La Cgil: in duemila alla manifestazione antimafia per ricordare Falcone

Secondo la Cgil sono circa 2000 le presenze al corteo promosso da associazioni e studenti. Lo dice Mario Ridulfo, segretario della Cgil Palermo, tra i promotori dell’iniziativa. Il corteo avanza lungo via Libertà con l’obiettivo di raggiungere l’albero Falcone entro le 17:58, quando scoccherà il minuto di silenzio nell’orario in cui il tritolo fece esplodere l’autostrada uccidendo Falcone, Francesca Morvillo e gli agenti della scorta Antonio Montinaro, Rocco Dicillo e Vito Schifani.

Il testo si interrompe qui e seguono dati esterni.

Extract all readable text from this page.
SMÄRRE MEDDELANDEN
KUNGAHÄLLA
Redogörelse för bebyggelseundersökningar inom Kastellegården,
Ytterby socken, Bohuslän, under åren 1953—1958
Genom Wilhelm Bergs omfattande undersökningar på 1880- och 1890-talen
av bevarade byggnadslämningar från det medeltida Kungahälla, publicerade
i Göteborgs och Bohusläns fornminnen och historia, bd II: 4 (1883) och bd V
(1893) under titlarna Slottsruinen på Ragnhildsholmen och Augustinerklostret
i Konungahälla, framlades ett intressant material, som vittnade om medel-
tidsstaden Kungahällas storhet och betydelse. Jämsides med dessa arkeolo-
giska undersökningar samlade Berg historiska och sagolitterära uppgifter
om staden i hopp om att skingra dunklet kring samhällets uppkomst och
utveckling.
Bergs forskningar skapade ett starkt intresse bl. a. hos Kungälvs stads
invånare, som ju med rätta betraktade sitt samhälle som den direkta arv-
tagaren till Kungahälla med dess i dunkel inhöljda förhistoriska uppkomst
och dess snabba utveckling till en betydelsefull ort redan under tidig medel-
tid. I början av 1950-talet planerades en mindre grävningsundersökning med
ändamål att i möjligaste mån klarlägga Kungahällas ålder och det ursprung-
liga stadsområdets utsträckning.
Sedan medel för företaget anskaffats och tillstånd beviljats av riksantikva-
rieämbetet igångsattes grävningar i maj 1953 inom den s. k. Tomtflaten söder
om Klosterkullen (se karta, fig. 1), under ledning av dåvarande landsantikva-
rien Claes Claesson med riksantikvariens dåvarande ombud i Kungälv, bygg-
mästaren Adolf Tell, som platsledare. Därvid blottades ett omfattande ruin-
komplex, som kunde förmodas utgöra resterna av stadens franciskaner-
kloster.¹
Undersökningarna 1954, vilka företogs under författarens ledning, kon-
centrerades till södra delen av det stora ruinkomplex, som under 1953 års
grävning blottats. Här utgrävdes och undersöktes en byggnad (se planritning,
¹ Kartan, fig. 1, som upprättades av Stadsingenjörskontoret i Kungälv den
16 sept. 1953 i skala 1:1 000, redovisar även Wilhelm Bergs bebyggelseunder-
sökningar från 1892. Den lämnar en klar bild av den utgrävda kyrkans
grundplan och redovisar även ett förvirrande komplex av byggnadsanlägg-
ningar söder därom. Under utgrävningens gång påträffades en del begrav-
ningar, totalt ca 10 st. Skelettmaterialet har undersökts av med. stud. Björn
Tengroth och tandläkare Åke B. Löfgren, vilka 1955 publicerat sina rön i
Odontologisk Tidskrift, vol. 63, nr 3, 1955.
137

Lo slogan del corteo: Dell’Utri, Cuffaro noi non li vogliamo

“Dell’Utri, Cuffaro noi non li vogliamo”, urlano i partecipanti al corteo organizzato a Palermo per commemorare la strage di Capaci. Il riferimento è a Marcello Dell’Utri, tra i fondatori di Forza Italia, condannato a sette anni di carcere per concorso esterno all’associazione mafiosa, e al leader della Dc nuova, Totò Cuffaro, condannato a sette anni per favoreggiamento a singoli mafiosi.

Il nipote dell’agente Agostino: Verità per i familiari delle vittime

“Oggi siamo qui per rappresentare un’antimafia coesa, per chiedere verità per tutte le vittime della mafia, quella verità spesso calpestata e che ancora l’80 per cento dei familiari non conosce. Questo non è un corteo di protesta, ma il corteo antimafia della città di Palermo”. A dirlo è Nino Morana, nipote dell’agente di polizia Nino Agostino, ucciso dalla mafia insieme alla moglie incinta Ida Castelluccio il 5 agosto 1989. Nino Morana è uno dei promotori del corteo “Non chiedeteci silenzio” organizzato per commemorare la strage di Capaci. “Questo corteo non è contro le istituzioni ma, anzi, cerca il dialogo con loro. Penso che la politica dovrebbe ascoltare quello che noi stiamo rappresentando in piazza. Ancora oggi, la mia famiglia, aspetta una verità che appare sempre più lontana”.